Tuesday 14 August 2018

'I don't want to go, I have to - I'm losing every year'

Members of the Irish Postmasters’ Union staging a protest about post office closures in the GPO in Dublin last year. Photo: Doug O’Connor
Members of the Irish Postmasters’ Union staging a protest about post office closures in the GPO in Dublin last year. Photo: Doug O’Connor

A postmistress who has agreed to take voluntary redundancy has said she had no other option.

Donna McDaid has been the postmistress of Burnfoot post office in Co Donegal for the past 19 years.

But she said in recent years business has been tough and there have been fewer and fewer customers.

"I don't want to go, but I have to. I'm losing every year. I still need to work, I'm going to have to reskill after this," she said.

Some 13 different post offices on the leaked list of redundancies were in Donegal, with many of them on the rural Inishowen peninsula.

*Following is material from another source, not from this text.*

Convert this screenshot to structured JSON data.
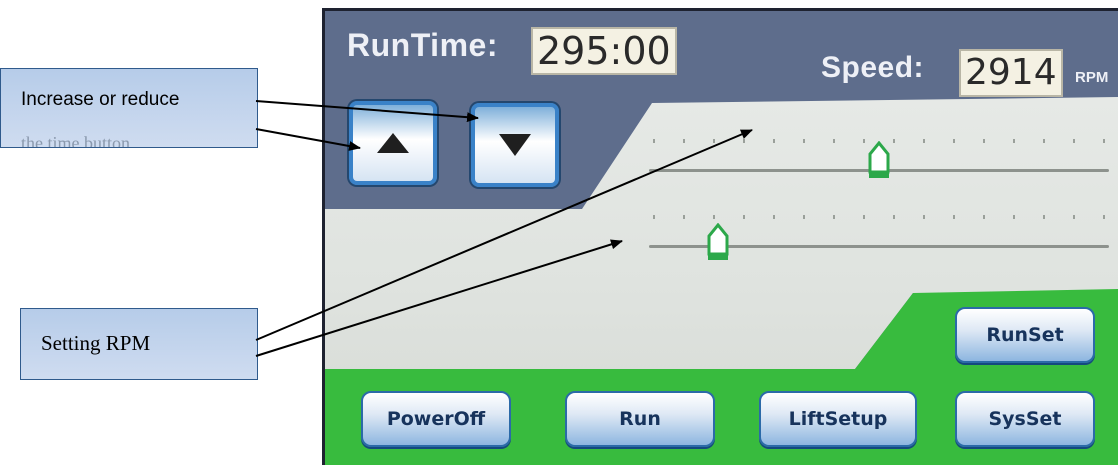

Ms McDaid said the people of her town understood her decision but many were upset with the Government's handling of post offices.

"They're angry that they don't have a post office.

"I have a very good customer base here," she said. "I'm the second village in from Derry after Bridgend where the post office is very busy because of custom from across the Border.

"It's not so far away, but some of the more elderly people wouldn't drive and it's far if you walk," she said.

"It's a social occasion here as well. When I first arrived, it took some people a few years to gain that trust in me," she said.

The postmistress, who will close up the office in January, said the final nail in the coffin for the office was the decision by the Government to allow social welfare payments directly into claimants' bank accounts.

She accused the Government of doing little to help with the survival of post offices in the face of technology.